Do not store sensitive or temporary details as Memory unless they should influence future Sofie conversations. Delete stale memories when your work changes.
Open Memories
Open Manage Memory from the user menu when available. The Memories page includes:
- Memories
- Directives
- Episodes
- Knowledge Graph
- Analytics
This page focuses on Memories. For standing rules, see Directives.
What belongs in Memory
Good Memory examples:
I work in MSAT and prefer technical summaries with assumptions separated.
For validation reviews, I prefer tables with requirement ID, gap, rationale, and SME question.
My current project is a sterile fill-finish tech transfer.
When reviewing deviation materials, I prefer facts, assumptions, missing evidence, and next checks separated.
Avoid memories that are:
- Too broad:
Always be detailed.
- Temporary:
Today I am reviewing File A.
- Source facts that belong in a Workspace or document.
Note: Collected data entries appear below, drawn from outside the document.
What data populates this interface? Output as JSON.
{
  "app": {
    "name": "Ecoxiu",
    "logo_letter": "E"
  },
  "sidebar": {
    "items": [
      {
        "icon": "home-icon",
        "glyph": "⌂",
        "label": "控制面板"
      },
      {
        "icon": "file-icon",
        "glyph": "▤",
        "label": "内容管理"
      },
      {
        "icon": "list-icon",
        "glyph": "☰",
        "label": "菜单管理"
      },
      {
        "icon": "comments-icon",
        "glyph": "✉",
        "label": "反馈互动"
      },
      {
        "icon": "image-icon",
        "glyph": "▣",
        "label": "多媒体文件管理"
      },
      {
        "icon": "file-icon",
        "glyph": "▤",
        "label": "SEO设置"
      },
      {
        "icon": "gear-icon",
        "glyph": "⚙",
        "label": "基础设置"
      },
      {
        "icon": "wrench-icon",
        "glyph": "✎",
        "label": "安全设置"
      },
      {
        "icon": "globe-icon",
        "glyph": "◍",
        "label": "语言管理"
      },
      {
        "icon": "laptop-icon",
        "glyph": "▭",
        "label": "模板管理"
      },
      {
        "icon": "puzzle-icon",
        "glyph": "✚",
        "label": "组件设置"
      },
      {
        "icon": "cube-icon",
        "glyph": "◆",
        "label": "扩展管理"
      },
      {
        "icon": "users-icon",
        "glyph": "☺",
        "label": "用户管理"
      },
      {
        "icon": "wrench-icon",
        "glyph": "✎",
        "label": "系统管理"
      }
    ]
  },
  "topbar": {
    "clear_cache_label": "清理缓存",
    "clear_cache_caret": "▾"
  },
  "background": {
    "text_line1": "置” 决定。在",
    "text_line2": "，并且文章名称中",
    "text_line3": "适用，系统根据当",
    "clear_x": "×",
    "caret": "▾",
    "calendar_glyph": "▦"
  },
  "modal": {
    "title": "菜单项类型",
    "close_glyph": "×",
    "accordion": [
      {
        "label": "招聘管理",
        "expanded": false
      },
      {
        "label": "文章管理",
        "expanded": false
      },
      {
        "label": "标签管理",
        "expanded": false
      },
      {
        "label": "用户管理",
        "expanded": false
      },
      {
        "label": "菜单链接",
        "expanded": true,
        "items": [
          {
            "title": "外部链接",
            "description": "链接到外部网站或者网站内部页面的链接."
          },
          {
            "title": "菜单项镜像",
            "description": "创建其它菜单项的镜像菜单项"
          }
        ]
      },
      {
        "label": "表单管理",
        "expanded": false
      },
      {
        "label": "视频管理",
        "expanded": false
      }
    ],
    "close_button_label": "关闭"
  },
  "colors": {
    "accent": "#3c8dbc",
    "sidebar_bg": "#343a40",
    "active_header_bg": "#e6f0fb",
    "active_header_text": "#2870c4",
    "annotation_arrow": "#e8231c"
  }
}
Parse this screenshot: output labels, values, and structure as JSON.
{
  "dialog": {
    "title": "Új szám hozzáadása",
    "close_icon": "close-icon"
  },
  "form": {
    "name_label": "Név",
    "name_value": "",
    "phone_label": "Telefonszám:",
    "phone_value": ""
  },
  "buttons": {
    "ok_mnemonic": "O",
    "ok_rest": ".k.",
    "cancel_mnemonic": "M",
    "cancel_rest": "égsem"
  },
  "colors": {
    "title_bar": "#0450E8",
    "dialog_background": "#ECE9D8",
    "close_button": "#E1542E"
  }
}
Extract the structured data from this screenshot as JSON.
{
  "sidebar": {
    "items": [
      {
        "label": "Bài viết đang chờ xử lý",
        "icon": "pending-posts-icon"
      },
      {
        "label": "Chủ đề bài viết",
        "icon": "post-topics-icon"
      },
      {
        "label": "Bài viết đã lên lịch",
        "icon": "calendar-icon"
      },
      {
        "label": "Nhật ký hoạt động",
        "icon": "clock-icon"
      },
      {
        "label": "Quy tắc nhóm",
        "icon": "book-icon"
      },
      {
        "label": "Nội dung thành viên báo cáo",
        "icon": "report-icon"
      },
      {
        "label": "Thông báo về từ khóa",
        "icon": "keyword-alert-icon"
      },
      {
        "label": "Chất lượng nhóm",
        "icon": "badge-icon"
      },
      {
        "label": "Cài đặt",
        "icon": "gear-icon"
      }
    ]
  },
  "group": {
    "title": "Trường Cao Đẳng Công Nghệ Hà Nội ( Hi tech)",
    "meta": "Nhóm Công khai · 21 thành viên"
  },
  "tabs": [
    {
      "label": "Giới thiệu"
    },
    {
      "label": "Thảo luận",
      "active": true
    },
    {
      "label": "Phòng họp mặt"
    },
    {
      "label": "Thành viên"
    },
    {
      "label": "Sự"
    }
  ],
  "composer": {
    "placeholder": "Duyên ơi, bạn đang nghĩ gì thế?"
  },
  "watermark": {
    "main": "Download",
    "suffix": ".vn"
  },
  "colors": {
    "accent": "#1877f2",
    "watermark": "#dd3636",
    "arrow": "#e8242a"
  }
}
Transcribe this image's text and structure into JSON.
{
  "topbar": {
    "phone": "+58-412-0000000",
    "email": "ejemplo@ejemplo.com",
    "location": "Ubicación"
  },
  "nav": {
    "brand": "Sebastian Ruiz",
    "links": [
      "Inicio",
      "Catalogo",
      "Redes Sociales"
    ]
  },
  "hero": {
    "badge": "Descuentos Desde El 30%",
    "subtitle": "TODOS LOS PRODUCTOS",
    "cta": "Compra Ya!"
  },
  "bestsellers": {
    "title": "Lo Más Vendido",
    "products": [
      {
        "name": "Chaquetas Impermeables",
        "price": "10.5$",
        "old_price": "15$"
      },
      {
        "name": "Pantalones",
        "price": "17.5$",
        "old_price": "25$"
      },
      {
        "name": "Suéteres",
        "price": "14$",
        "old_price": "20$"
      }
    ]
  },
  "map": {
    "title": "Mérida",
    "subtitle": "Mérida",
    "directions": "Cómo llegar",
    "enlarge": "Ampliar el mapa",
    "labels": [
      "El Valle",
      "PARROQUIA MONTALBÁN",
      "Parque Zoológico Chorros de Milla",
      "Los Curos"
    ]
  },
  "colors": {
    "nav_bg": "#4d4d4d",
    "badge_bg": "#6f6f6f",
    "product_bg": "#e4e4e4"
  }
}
- Controlled conclusions that need source review.
- Instructions better handled as Directives.
Memory fields
When you create or edit Memory, Sofie can show fields such as:
| Field | How to use it |
|---|
| Content | The fact or preference Sofie should remember. |
| Type | Classify the Memory as Preference, Fact, Context, or Observation. |
| Importance | Use High, Medium, or Low to indicate how important the Memory is. |
| Reasoning | Explain why the Memory matters. |
| Tags | Add short labels that make Memory easier to review. |
| Entities | Add related names, systems, projects, or topics when useful. |
| Scope | Review whether the Memory is global or tied to a Workspace. |
| Usage | See how often the Memory has been used when available. |
Write Memory as a stable sentence. Short, specific Memory is easier to review than a long paragraph.
Create Memory manually
Open Manage Memory
Open the Memories page from the user menu.
Stay on Memories
Select the Memories tab.
Click Create
Click Create.
Enter the content
Write the fact or preference in Content.
Set type and importance
Choose the Memory Type and Importance.
Add optional details
Add Reasoning, Tags, or Entities when they make later review easier.
Review existing Memory
Use the Memory table to review:
- Content: what Sofie may remember.
- Type: preference, fact, context, or observation.
- Importance: how strongly the Memory should matter.
- Source: where the Memory came from when available.
- Usage: how often it has been used.
- Scope: whether it is global or Workspace-specific.
- Created: when it was created.
Search Memory before creating a new one. This avoids duplicates and helps you find stale entries.
Edit or delete Memory
Search or scan
Find the Memory you want to change.
Open the row menu
Use the row action menu.
Edit or delete
Choose Edit to update the Memory or Delete to remove it.
Confirm deletion
Confirm only when Sofie should no longer use that information.
Delete Memory when:
- Your role or project changed.
- The Memory is too broad.
- It contains temporary source facts.
- It duplicates a clearer Memory.
- It could bias future work in the wrong direction.
Memory and Workspaces
Use Memory for stable user preferences. Use a Workspace for source material and shared project knowledge.
| Information | Put it in |
|---|
| ”I prefer gap tables for validation reviews.” | Memory |
| Project files, requirements, protocols, batch records, meeting notes | Workspace |
| ”For this project, Product A is in Stage 2 PPQ.” | Workspace source or project CoDraft |
| ”When drafting for QA, keep conclusions source-backed.” | Directive |
Ask Sofie to use or ignore Memory
You can tell Sofie how to treat Memory in a chat.
Use Memory:
Use my usual validation review preferences, but cite source documents for each finding.
Ignore Memory:
For this answer, do not rely on Memory. Use only the attached protocol and the selected Workspace.
Check Memory influence:
Before answering, list any Memory or Directive that may influence your response.